We want to drive a Cadillac, but only pay for a Chevy.

We want to pay for this...

...and drive this.

No person, business or organization is wrong all of the time.  Consider the following practices.  Who’s side are you on here? 

A patient has chronic back pain and ran out of his pain medications on the weekend.  He calls the doctor and is connected to a weekend covering physician who declines to refill the medicine.  The patient then proceeds to an emergency room, where he is evaluated and given the desired prescription.  Who should pay for the ER care?

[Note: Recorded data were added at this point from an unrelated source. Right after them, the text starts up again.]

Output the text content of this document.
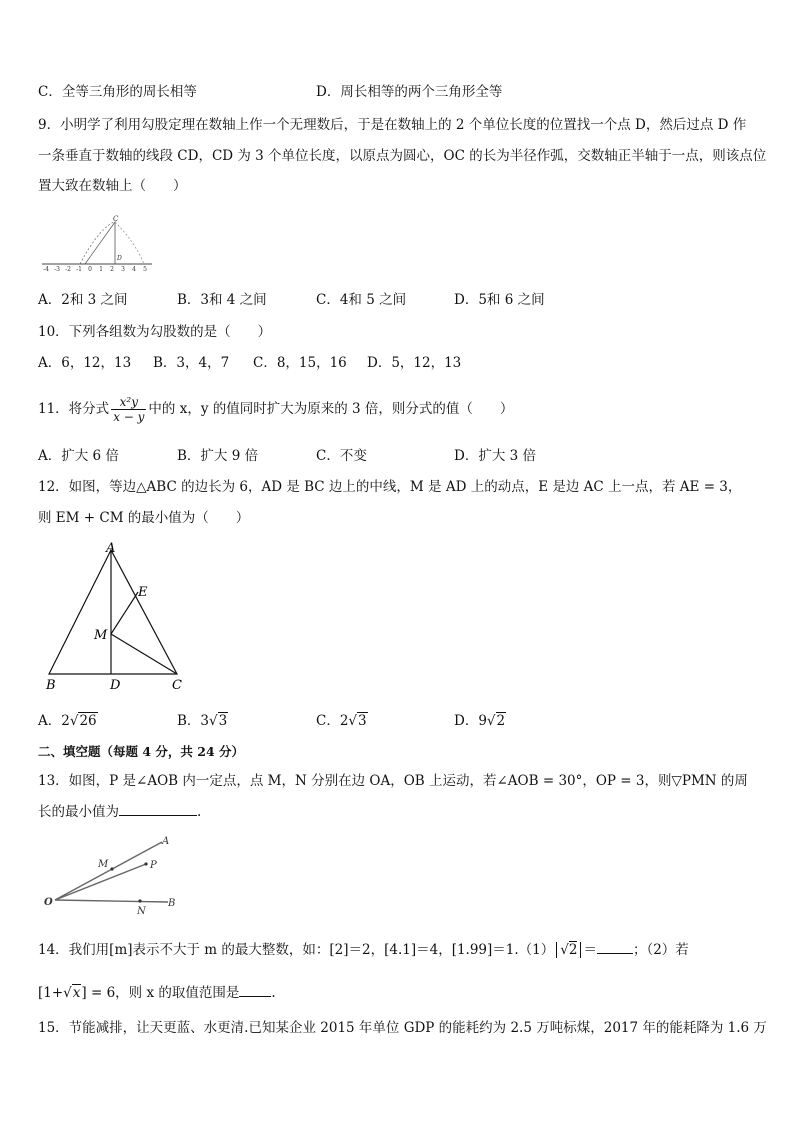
C．全等三角形的周长相等	D．周长相等的两个三角形全等
9．小明学了利用勾股定理在数轴上作一个无理数后，于是在数轴上的 2 个单位长度的位置找一个点 D，然后过点 D 作
一条垂直于数轴的线段 CD，CD 为 3 个单位长度，以原点为圆心，OC 的长为半径作弧，交数轴正半轴于一点，则该点位
置大致在数轴上（　　）
C
D
-4 -3 -2 -1 0 1 2 3 4 5
A．2和 3 之间	B．3和 4 之间	C．4和 5 之间	D．5和 6 之间
10．下列各组数为勾股数的是（　　）
A．6，12，13 B．3，4，7 C．8，15，16 D．5，12，13
11．将分式 $\frac{\text{x²y}}{x - y}$ 中的 x，y 的值同时扩大为原来的 3 倍，则分式的值（　　）
A．扩大 6 倍	B．扩大 9 倍	C．不变	D．扩大 3 倍
12．如图，等边△ABC 的边长为 6，AD 是 BC 边上的中线，M 是 AD 上的动点，E 是边 AC 上一点，若 AE = 3，
则 EM + CM 的最小值为（　　）
A
B	D	C
E
M
A．2√26	B．3√3	C．2√3	D．9√2
二、填空题（每题 4 分，共 24 分）
13．如图，P 是∠AOB 内一定点，点 M，N 分别在边 OA，OB 上运动，若∠AOB = 30°，OP = 3，则▽PMN 的周
长的最小值为	.
O
A
B
M	P
N
14．我们用[m]表示不大于 m 的最大整数，如：[2]＝2，[4.1]＝4，[1.99]＝1.（1） √2 ＝	；（2）若
[1+√x] = 6，则 x 的取值范围是 .
15．节能减排，让天更蓝、水更清.已知某企业 2015 年单位 GDP 的能耗约为 2.5 万吨标煤，2017 年的能耗降为 1.6 万
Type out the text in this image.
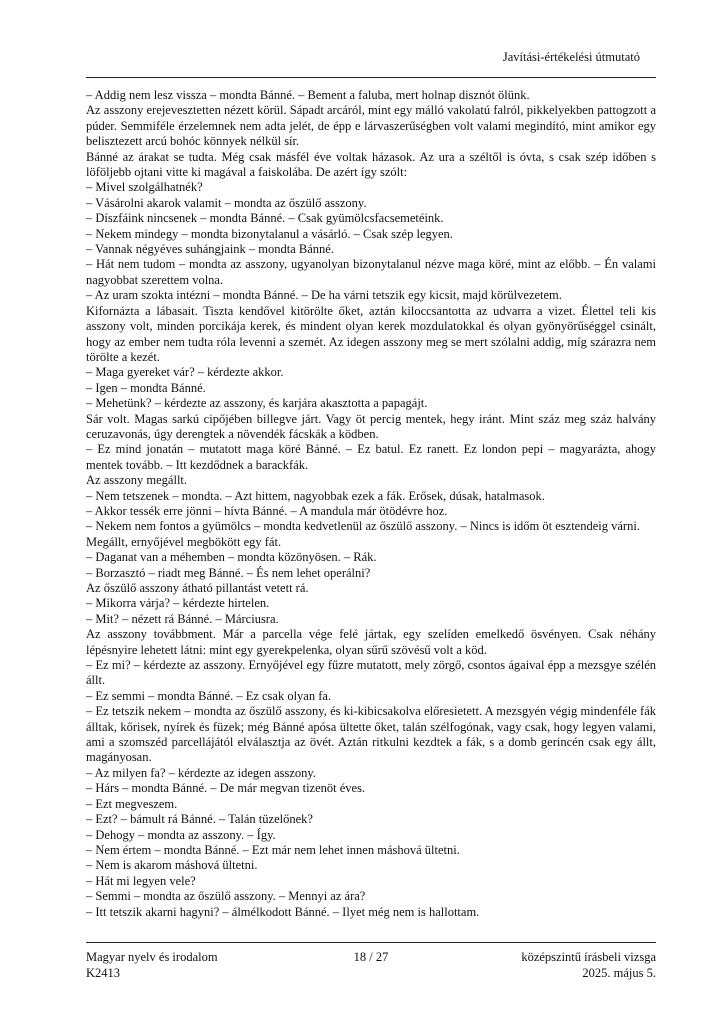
Javítási-értékelési útmutató

– Addig nem lesz vissza – mondta Bánné. – Bement a faluba, mert holnap disznót ölünk.

Az asszony erejevesztetten nézett körül. Sápadt arcáról, mint egy málló vakolatú falról, pikkelyekben pattogzott a púder. Semmiféle érzelemnek nem adta jelét, de épp e lárvaszerűségben volt valami megindító, mint amikor egy belisztezett arcú bohóc könnyek nélkül sír.

Bánné az árakat se tudta. Még csak másfél éve voltak házasok. Az ura a széltől is óvta, s csak szép időben s löföljebb ojtani vitte ki magával a faiskolába. De azért így szólt:

– Mivel szolgálhatnék?

– Vásárolni akarok valamit – mondta az őszülő asszony.

– Díszfáink nincsenek – mondta Bánné. – Csak gyümölcsfacsemetéink.

– Nekem mindegy – mondta bizonytalanul a vásárló. – Csak szép legyen.

– Vannak négyéves suhángjaink – mondta Bánné.

– Hát nem tudom – mondta az asszony, ugyanolyan bizonytalanul nézve maga köré, mint az előbb. – Én valami nagyobbat szerettem volna.

– Az uram szokta intézni – mondta Bánné. – De ha várni tetszik egy kicsit, majd körülvezetem.

Kifornázta a lábasait. Tiszta kendővel kitörölte őket, aztán kiloccsantotta az udvarra a vizet. Élettel teli kis asszony volt, minden porcikája kerek, és mindent olyan kerek mozdulatokkal és olyan gyönyörűséggel csinált, hogy az ember nem tudta róla levenni a szemét. Az idegen asszony meg se mert szólalni addig, míg szárazra nem törölte a kezét.

– Maga gyereket vár? – kérdezte akkor.

– Igen – mondta Bánné.

– Mehetünk? – kérdezte az asszony, és karjára akasztotta a papagájt.

Sár volt. Magas sarkú cipőjében billegve járt. Vagy öt percig mentek, hegy iránt. Mint száz meg száz halvány ceruzavonás, úgy derengtek a növendék fácskák a ködben.

– Ez mind jonatán – mutatott maga köré Bánné. – Ez batul. Ez ranett. Ez london pepi – magyarázta, ahogy mentek tovább. – Itt kezdődnek a barackfák.

Az asszony megállt.

– Nem tetszenek – mondta. – Azt hittem, nagyobbak ezek a fák. Erősek, dúsak, hatalmasok.

– Akkor tessék erre jönni – hívta Bánné. – A mandula már ötödévre hoz.

– Nekem nem fontos a gyümölcs – mondta kedvetlenül az őszülő asszony. – Nincs is időm öt esztendeig várni.

Megállt, ernyőjével megbökött egy fát.

– Daganat van a méhemben – mondta közönyösen. – Rák.

– Borzasztó – riadt meg Bánné. – És nem lehet operálni?

Az őszülő asszony átható pillantást vetett rá.

– Mikorra várja? – kérdezte hirtelen.

– Mit? – nézett rá Bánné. – Márciusra.

Az asszony továbbment. Már a parcella vége felé jártak, egy szelíden emelkedő ösvényen. Csak néhány lépésnyire lehetett látni: mint egy gyerekpelenka, olyan sűrű szövésű volt a köd.

– Ez mi? – kérdezte az asszony. Ernyőjével egy fűzre mutatott, mely zörgő, csontos ágaival épp a mezsgye szélén állt.

– Ez semmi – mondta Bánné. – Ez csak olyan fa.

– Ez tetszik nekem – mondta az őszülő asszony, és ki-kibicsakolva előresietett. A mezsgyén végig mindenféle fák álltak, kőrisek, nyírek és füzek; még Bánné apósa ültette őket, talán szélfogónak, vagy csak, hogy legyen valami, ami a szomszéd parcellájától elválasztja az övét. Aztán ritkulni kezdtek a fák, s a domb gerincén csak egy állt, magányosan.

– Az milyen fa? – kérdezte az idegen asszony.

– Hárs – mondta Bánné. – De már megvan tizenöt éves.

– Ezt megveszem.

– Ezt? – bámult rá Bánné. – Talán tüzelőnek?

– Dehogy – mondta az asszony. – Így.

– Nem értem – mondta Bánné. – Ezt már nem lehet innen máshová ültetni.

– Nem is akarom máshová ültetni.

– Hát mi legyen vele?

– Semmi – mondta az őszülő asszony. – Mennyi az ára?

– Itt tetszik akarni hagyni? – álmélkodott Bánné. – Ilyet még nem is hallottam.

Magyar nyelv és irodalom
K2413
18 / 27	középszintű írásbeli vizsga
2025. május 5.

A patient is seen in the office and prescribed a 2 week course of antibiotics for diverticulitis.  The medicine nauseates him and he stops them in 3 days.  He does not contact his physician.  Ten days later, he develops severe abdominal pain and fever and needs to be hospitalized for severe diverticulitis.  He is in the hospital for 5 days and is seen by numerous medical specialists.  Who should pay the costs of this hospitalization?

A 55-year-old individual has never had a colonoscopy performed.  His primary care physician advises him to proceed, but the patient declines.  A decade later he is discovered to have colon cancer and needs to be hospitalized for surgery and evaluation by an oncologist.  Who should pay for the costs of his care?

If a patient with high blood pressure, skips appointments and his medications, and a complication develops…

I’m not carrying water for the insurance companies.  I am pointing out, however, that we often expect them to pay for medical care that is either inappropriate or should not have been necessary.  That’s not reasonable or fair.   Don’t we have a responsibility to be personally responsible?